If you’re unsure of how to go about it, you can always work with an SEO consultant or agency. But there are also plenty of DIY tools, like Moz Pro and Semrush, that can help you out.

It’s also important to ensure that your webpage design and content are up to par.

Google’s PageSpeed Insights measures your Core Web Vitals to confirm whether or not your site functions well for users, and GTMetrix shows exactly how fast it loads.

3. Use Popups Strategically

Pop-ups are a great way to boost engagement and conversions, but you need to use them strategically.

For example, rather than having a generic popup that appears as soon as someone enters your site, consider using an exit-intent popup. That way, you’ll be able to capture the attention of visitors before they leave your site.

You can also use popups to encourage users to sign up for your newsletter, promote discounts, or direct them to your social media accounts. Consider which option would be most beneficial to your customers and adjust accordingly.

4. Leverage Social Media

Social media is one of the best channels for promoting ecommerce businesses. It allows you to interact with customers, build awareness, drive traffic, and make sales.

Make sure you create accounts on at least one major social network—preferably Facebook, Instagram, Twitter, or Pinterest. Then post regularly, like, comment, and respond to customer inquiries.

Try Posting Under Your Name—Not Your Brand’s

When promoting your business on these networks, consider posting under your name instead of your brand’s. This way—rather than coming across as a faceless business—you’ll be a real person engaging with your customers and building relationships.
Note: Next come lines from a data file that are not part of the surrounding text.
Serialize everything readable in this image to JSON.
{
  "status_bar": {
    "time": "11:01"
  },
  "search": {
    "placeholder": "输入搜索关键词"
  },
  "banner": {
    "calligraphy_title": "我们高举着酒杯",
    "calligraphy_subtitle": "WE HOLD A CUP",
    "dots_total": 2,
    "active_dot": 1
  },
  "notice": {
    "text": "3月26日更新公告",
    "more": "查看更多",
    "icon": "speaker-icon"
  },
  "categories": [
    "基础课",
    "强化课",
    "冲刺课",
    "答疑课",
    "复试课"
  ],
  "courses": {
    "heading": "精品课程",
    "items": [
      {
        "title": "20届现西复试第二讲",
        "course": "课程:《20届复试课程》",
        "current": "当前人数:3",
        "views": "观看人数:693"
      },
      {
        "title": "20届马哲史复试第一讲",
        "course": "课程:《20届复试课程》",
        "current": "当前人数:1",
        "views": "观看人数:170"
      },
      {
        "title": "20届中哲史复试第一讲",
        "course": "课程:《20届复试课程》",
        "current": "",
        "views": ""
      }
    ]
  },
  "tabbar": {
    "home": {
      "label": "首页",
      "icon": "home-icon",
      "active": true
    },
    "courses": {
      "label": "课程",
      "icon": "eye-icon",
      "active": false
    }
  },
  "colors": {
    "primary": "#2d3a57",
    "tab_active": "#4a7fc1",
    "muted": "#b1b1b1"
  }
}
This “personal branding” approach has produced insane results for founders. I would know—I don’t run an ecommerce store anymore, but I do get tens of thousands of dollars worth of leads from LinkedIn and Twitter for my writing and consulting services.

5. Be Careful With PPC Ads

Pay-per-click (PPC) ads can effectively drive traffic and sales to your store. Create an ad in Google Ads (formerly Google Adwords) or Meta Ads, set your budget, and carefully optimize your ad campaigns.

Conveniently enough, Shopify has its own advertising platform, which works in Google Ads, Microsoft Ads, and Facebook Ads.

But be warned: PPC ads can get pricey if you don’t know what you’re doing. So ensure you understand each platform’s rules and do your due diligence before investing.

And finally, you’ll need to create a well-thought-out landing page and funnel to get the most out of your ads. If you don’t, you’ll just be wasting your ad budget.

Only One Thing Left…

You’ve heard everything I’ve had to say, now all that’s left is the hardest part—getting started. Most people’s dreams of financial freedom stay dreams, but you’re going to put yours into action.

Don’t procrastinate. Go open your store, follow all the steps you’ve learned today, and get ready to make your dreams a reality.